Endlich konsequente A-Werk-Politik
Von Felix Feigenwinter
Über die Ungereimtheiten baselstädtischer Atomkraftwerk-Politik war vor der Abstimmung über eine Beteiligung Basels am A-Werk Gösgen-Däniken viel geredet und geschrieben worden. Das aktive Basler Stimmvolk hatte die Gelegenheit, zu einer dieser Fragen Stellung zu nehmen, zu einer unmissverständlichen grundsätzlichen Meinungsäusserung benützt und der unkonsequenten Haltung einiger massgebender Spitzenpolitiker den Riegel geschoben. Der Präsident des siegreichen Abstimmungskomitees, der freisinnige Pfarrer und Grossrat Erwin Anderegg, hatte diesen (ja auch ganz im Sinne des unbestechlichen und folgerichtigen Einsatzes des "doppelstab" ausgefallenen) Volksentscheid als ein "Signal" bezeichnet.
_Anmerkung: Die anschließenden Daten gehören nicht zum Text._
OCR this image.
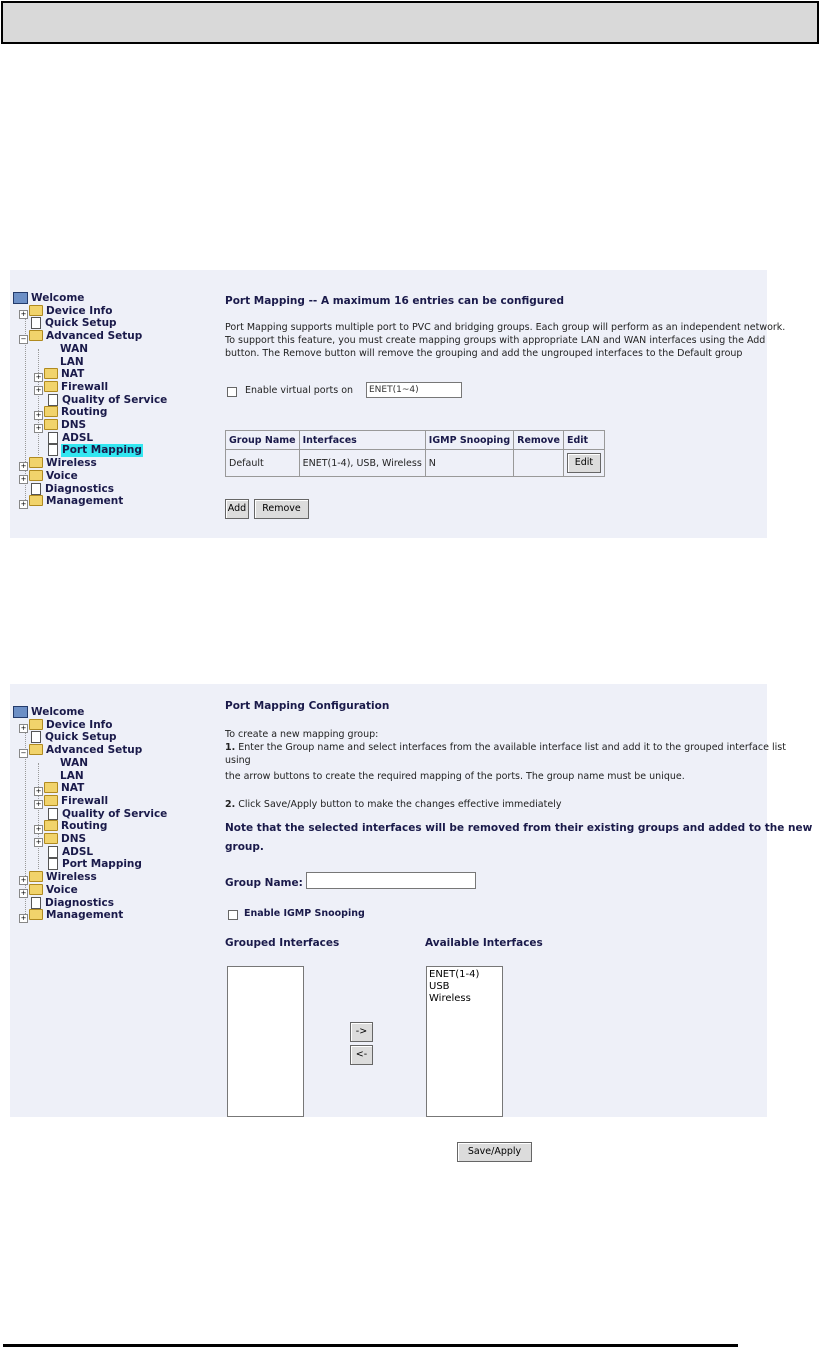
Welcome
+ Device Info
Quick Setup
− Advanced Setup
WAN
LAN
+ NAT
+ Firewall
Quality of Service
+ Routing
+ DNS
ADSL
Port Mapping
+ Wireless
+ Voice
Diagnostics
+ Management
Port Mapping -- A maximum 16 entries can be configured
Port Mapping supports multiple port to PVC and bridging groups. Each group will perform as an independent network.
To support this feature, you must create mapping groups with appropriate LAN and WAN interfaces using the Add
button. The Remove button will remove the grouping and add the ungrouped interfaces to the Default group
Enable virtual ports on	ENET(1~4)
Group Name	Interfaces	IGMP Snooping	Remove	Edit
Default	ENET(1-4), USB, Wireless	N		Edit
Add	Remove
Welcome
+ Device Info
Quick Setup
− Advanced Setup
WAN
LAN
+ NAT
+ Firewall
Quality of Service
+ Routing
+ DNS
ADSL
Port Mapping
+ Wireless
+ Voice
Diagnostics
+ Management
Port Mapping Configuration
To create a new mapping group:
1. Enter the Group name and select interfaces from the available interface list and add it to the grouped interface list
using
the arrow buttons to create the required mapping of the ports. The group name must be unique.
2. Click Save/Apply button to make the changes effective immediately
Note that the selected interfaces will be removed from their existing groups and added to the new
group.
Group Name:
Enable IGMP Snooping
Grouped Interfaces	Available Interfaces
ENET(1-4)
USB
Wireless
->
<-
Save/Apply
Dass dieses Warnzeichen, das zugleich Anstoss zu einer neuen A-Werk-Politik sein muss, noch immer nicht überall als solches begriffen worden ist, zeigte sich allerdings am Donnerstag letzter Woche in der Grossrats-Debatte über die Standesinitiative zur Standortplanung für Atomkraftwerke und zur Abänderung des Bundesgesetzes "für die friedliche Verwendung der Atomenergie und Strahlenschutz vom 23. Dezember 1959". Zur Diskussion und Abstimmung standen einerseits der von der Regierung empfohlene Text, der sich auf die Standesinitiative des Kantons Aargau abstützte, und andererseits der bedeutend schärfere, konkretere und differenziertere Gegenentwurf, der von 23 Grossräten aus verschiedenen Fraktionen unterschrieben worden war.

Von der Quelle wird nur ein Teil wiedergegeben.